Setelah membaca catatan itu, anak itu menatap ayahnya dengan mata berkaca-kaca. Si Anak kemudian meminta maaf dan bersimpuh di pangkuan Ayahnya, menangis tersedu-sedu, dan mengucapkan kata-kata, "Ayah, aku benar-benar minta maaf atas ketidakbersabaran dan kemarahanku. Aku mengerti sekarang betapa besar kesabaran dan cinta Ayah kepada saya. Terima kasih telah mengajarkan pelajaran berharga ini."
Ayahnya berkata, "Hari ini, Ayah hanya bertanya sebanyak lima kali, tapi dulu, aku menjawab pertanyaan yang sama sebanyak 25 kali untukmu. Ini adalah pelajaran tentang kesabaran dan pengertian."

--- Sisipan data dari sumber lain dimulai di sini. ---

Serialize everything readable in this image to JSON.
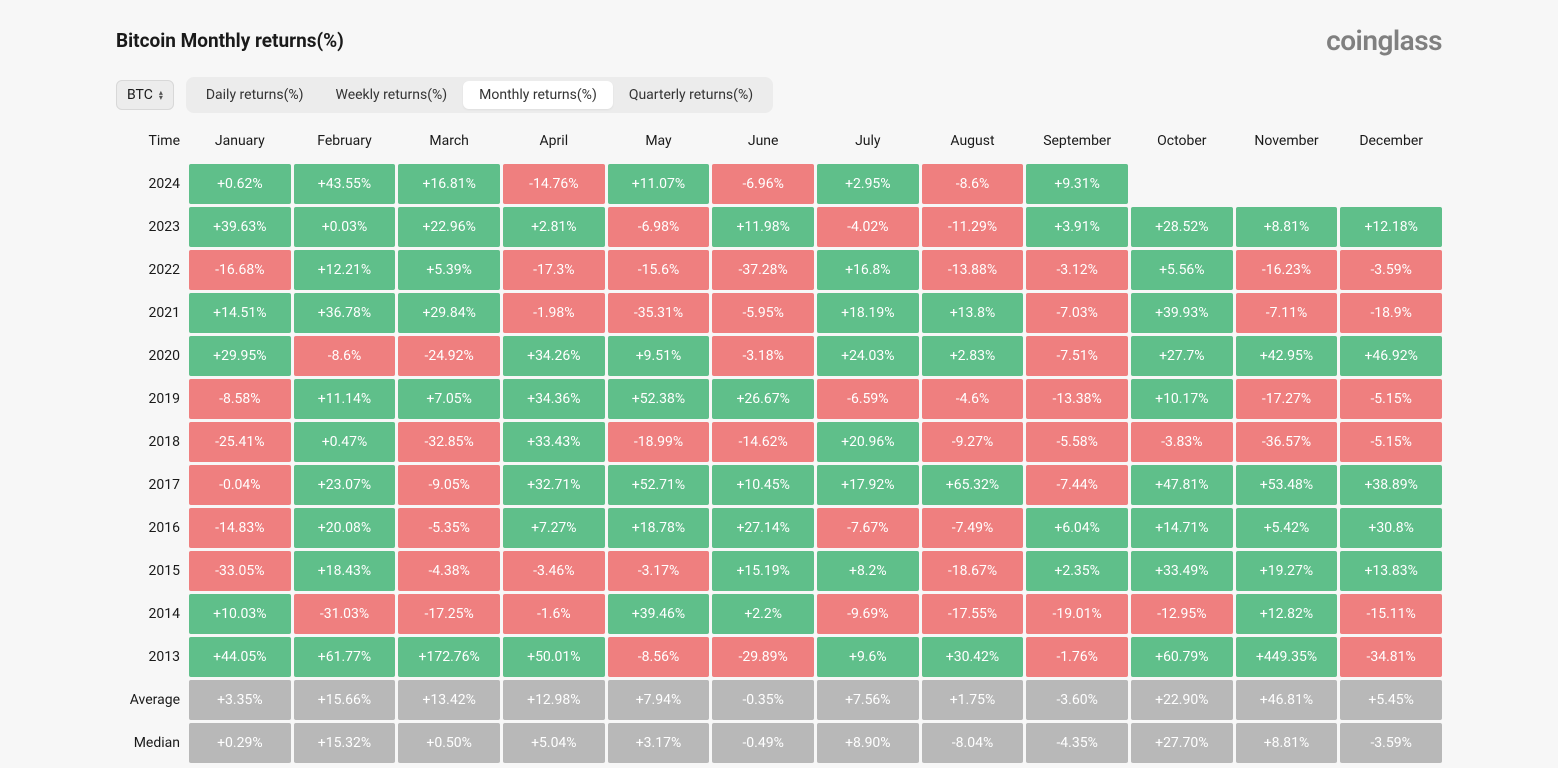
{
  "title": "Bitcoin Monthly returns(%)",
  "logo": "coinglass",
  "coin_selector": {
    "value": "BTC"
  },
  "tabs": {
    "items": [
      {
        "label": "Daily returns(%)",
        "active": false
      },
      {
        "label": "Weekly returns(%)",
        "active": false
      },
      {
        "label": "Monthly returns(%)",
        "active": true
      },
      {
        "label": "Quarterly returns(%)",
        "active": false
      }
    ]
  },
  "columns": [
    "Time",
    "January",
    "February",
    "March",
    "April",
    "May",
    "June",
    "July",
    "August",
    "September",
    "October",
    "November",
    "December"
  ],
  "colors": {
    "positive": "#5fbf8a",
    "negative": "#ef7f7f",
    "summary": "#b8b8b8",
    "background": "#f7f7f7",
    "cell_text": "#ffffff"
  },
  "rows": [
    {
      "year": "2024",
      "type": "data",
      "cells": [
        "+0.62%",
        "+43.55%",
        "+16.81%",
        "-14.76%",
        "+11.07%",
        "-6.96%",
        "+2.95%",
        "-8.6%",
        "+9.31%",
        null,
        null,
        null
      ]
    },
    {
      "year": "2023",
      "type": "data",
      "cells": [
        "+39.63%",
        "+0.03%",
        "+22.96%",
        "+2.81%",
        "-6.98%",
        "+11.98%",
        "-4.02%",
        "-11.29%",
        "+3.91%",
        "+28.52%",
        "+8.81%",
        "+12.18%"
      ]
    },
    {
      "year": "2022",
      "type": "data",
      "cells": [
        "-16.68%",
        "+12.21%",
        "+5.39%",
        "-17.3%",
        "-15.6%",
        "-37.28%",
        "+16.8%",
        "-13.88%",
        "-3.12%",
        "+5.56%",
        "-16.23%",
        "-3.59%"
      ]
    },
    {
      "year": "2021",
      "type": "data",
      "cells": [
        "+14.51%",
        "+36.78%",
        "+29.84%",
        "-1.98%",
        "-35.31%",
        "-5.95%",
        "+18.19%",
        "+13.8%",
        "-7.03%",
        "+39.93%",
        "-7.11%",
        "-18.9%"
      ]
    },
    {
      "year": "2020",
      "type": "data",
      "cells": [
        "+29.95%",
        "-8.6%",
        "-24.92%",
        "+34.26%",
        "+9.51%",
        "-3.18%",
        "+24.03%",
        "+2.83%",
        "-7.51%",
        "+27.7%",
        "+42.95%",
        "+46.92%"
      ]
    },
    {
      "year": "2019",
      "type": "data",
      "cells": [
        "-8.58%",
        "+11.14%",
        "+7.05%",
        "+34.36%",
        "+52.38%",
        "+26.67%",
        "-6.59%",
        "-4.6%",
        "-13.38%",
        "+10.17%",
        "-17.27%",
        "-5.15%"
      ]
    },
    {
      "year": "2018",
      "type": "data",
      "cells": [
        "-25.41%",
        "+0.47%",
        "-32.85%",
        "+33.43%",
        "-18.99%",
        "-14.62%",
        "+20.96%",
        "-9.27%",
        "-5.58%",
        "-3.83%",
        "-36.57%",
        "-5.15%"
      ]
    },
    {
      "year": "2017",
      "type": "data",
      "cells": [
        "-0.04%",
        "+23.07%",
        "-9.05%",
        "+32.71%",
        "+52.71%",
        "+10.45%",
        "+17.92%",
        "+65.32%",
        "-7.44%",
        "+47.81%",
        "+53.48%",
        "+38.89%"
      ]
    },
    {
      "year": "2016",
      "type": "data",
      "cells": [
        "-14.83%",
        "+20.08%",
        "-5.35%",
        "+7.27%",
        "+18.78%",
        "+27.14%",
        "-7.67%",
        "-7.49%",
        "+6.04%",
        "+14.71%",
        "+5.42%",
        "+30.8%"
      ]
    },
    {
      "year": "2015",
      "type": "data",
      "cells": [
        "-33.05%",
        "+18.43%",
        "-4.38%",
        "-3.46%",
        "-3.17%",
        "+15.19%",
        "+8.2%",
        "-18.67%",
        "+2.35%",
        "+33.49%",
        "+19.27%",
        "+13.83%"
      ]
    },
    {
      "year": "2014",
      "type": "data",
      "cells": [
        "+10.03%",
        "-31.03%",
        "-17.25%",
        "-1.6%",
        "+39.46%",
        "+2.2%",
        "-9.69%",
        "-17.55%",
        "-19.01%",
        "-12.95%",
        "+12.82%",
        "-15.11%"
      ]
    },
    {
      "year": "2013",
      "type": "data",
      "cells": [
        "+44.05%",
        "+61.77%",
        "+172.76%",
        "+50.01%",
        "-8.56%",
        "-29.89%",
        "+9.6%",
        "+30.42%",
        "-1.76%",
        "+60.79%",
        "+449.35%",
        "-34.81%"
      ]
    },
    {
      "year": "Average",
      "type": "summary",
      "cells": [
        "+3.35%",
        "+15.66%",
        "+13.42%",
        "+12.98%",
        "+7.94%",
        "-0.35%",
        "+7.56%",
        "+1.75%",
        "-3.60%",
        "+22.90%",
        "+46.81%",
        "+5.45%"
      ]
    },
    {
      "year": "Median",
      "type": "summary",
      "cells": [
        "+0.29%",
        "+15.32%",
        "+0.50%",
        "+5.04%",
        "+3.17%",
        "-0.49%",
        "+8.90%",
        "-8.04%",
        "-4.35%",
        "+27.70%",
        "+8.81%",
        "-3.59%"
      ]
    }
  ]
}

Kemudian ayahnya tersenyum dan memeluk anaknya dengan lembut. "Anakku, tidak apa-apa. Ini adalah pelajaran yang kita semua bisa pelajari. Yang penting, kita bersama-sama belajar untuk lebih baik. Ingatlah, menghormati dan mencintai orang tua, dan mengamalkan nilai-nilai agama dalam kehidupan sehari-hari adalah kunci kebahagiaan dan kesuksesan, baik di dunia maupun di akhirat."
Cerita ini mengajarkan kepada kita betapa pentingnya menjaga kesabaran dan cinta dalam hubungan dengan orang tua serta mengamalkan nilai-nilai agama dalam tindakan sehari-hari. Ini adalah kunci untuk mencapai kebahagiaan dan kesuksesan sejati di dunia dan di akhirat.
Kisah ini adalah pengingat yang indah tentang pentingnya kesabaran, pengertian, dan cinta dalam hubungan dengan orang tua.
Mari kita selalu mengenang pesan moral dalam cerita ini dan mengaplikasikannya dalam kehidupan kita sehari-hari.
Dengan begitu, kita dapat membangun hubungan yang lebih baik dengan orang tua, dan pada akhirnya, mencapai keberkahan dan kesuksesan yang sejati dalam hidup ini serta di akhirat kelak.